If anything, however, it motivated them as they went out and won 6-0. That was significant for Jeffrey and he is in no doubt that the early announcement of his impending departure was the right thing to do.
"The timing of the announcement was geared towards the players," said Jeffrey.
"They don't have to face the pressure of being asked questions on the manager's future and if he will still be in a job at the end of the season .
"They can go out and play without that hanging over them."
Being focused on winning is nothing new for Jeffrey. The nature of the job, however, has always dictated that there were other things to consider along the way.

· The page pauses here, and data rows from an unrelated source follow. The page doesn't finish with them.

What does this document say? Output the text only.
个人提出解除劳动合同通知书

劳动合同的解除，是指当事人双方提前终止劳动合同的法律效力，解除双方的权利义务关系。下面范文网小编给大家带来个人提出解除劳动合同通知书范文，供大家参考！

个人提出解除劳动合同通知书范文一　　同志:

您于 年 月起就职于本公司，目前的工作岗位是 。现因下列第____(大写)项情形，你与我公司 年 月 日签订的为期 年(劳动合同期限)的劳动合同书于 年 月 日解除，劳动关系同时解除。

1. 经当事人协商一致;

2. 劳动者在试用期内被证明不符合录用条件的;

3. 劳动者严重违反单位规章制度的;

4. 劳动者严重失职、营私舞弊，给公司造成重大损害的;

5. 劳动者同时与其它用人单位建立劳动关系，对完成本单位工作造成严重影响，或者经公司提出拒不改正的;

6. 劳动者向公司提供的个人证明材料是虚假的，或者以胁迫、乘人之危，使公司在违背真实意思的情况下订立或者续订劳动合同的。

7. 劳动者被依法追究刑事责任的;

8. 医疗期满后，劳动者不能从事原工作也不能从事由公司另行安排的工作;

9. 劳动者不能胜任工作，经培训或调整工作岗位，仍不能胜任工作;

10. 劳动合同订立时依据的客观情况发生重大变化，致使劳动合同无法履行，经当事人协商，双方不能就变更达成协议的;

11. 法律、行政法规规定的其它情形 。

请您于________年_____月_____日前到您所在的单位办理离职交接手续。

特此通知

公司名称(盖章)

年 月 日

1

Now, with his time coming to an end soon, his mind is simply on what happens between now and the last Saturday of April, when his reign will draw to a close.
"All I have to concentrate and focus on now is preparing players and winning football matches and they can do the same," he said.
"You are always planning and looking at some short-term, medium-term and long-term things.
"At this stage of the season, in years gone by, I would have been thinking about players we would be targeting in the summer, about the players in my own squad who were coming out of contract and had an eye on the future.
"Now my future will only last as far as the end of April, so if there is a positive way of looking at things then it is that I am fully focused on getting the best out of these players, week in and week out until then, with nothing else to worry about."
And if you think that Jeffrey's has called time early in order to take the pressure off himself in the title race, with the Blues a point behind Cliftonville with a game in hand, that is anything but the case.
"The pressure is off the players in that respect, but I still chuckle when the reaction to us losing a couple of games is that 'the pressure is now on at Linfield'," said Jeffrey.
"The people who say that are people who don't know what it's like to be at Linfield.
"From the moment I arrived at Windsor Park as a player in the summer of 1982, to when I returned as assistant manager in March 1986 and then became manager in January 1997 there has always been immense pressure – it never goes away.
"The more successful you become the more the expectation level increases. The pressure from outside sources has never been greater than the pressure that I have always put on myself to bring success to the club.
"That is now my only focus for the next 11 games."
In the criteria for the manager's job Linfield have spelt out the need for a Uefa Pro Coaching Licence, ruling out former Northern Ireland striker David Healy.
The closing date for applications is Monday March 10, with the club looking to appoint a new boss soon after.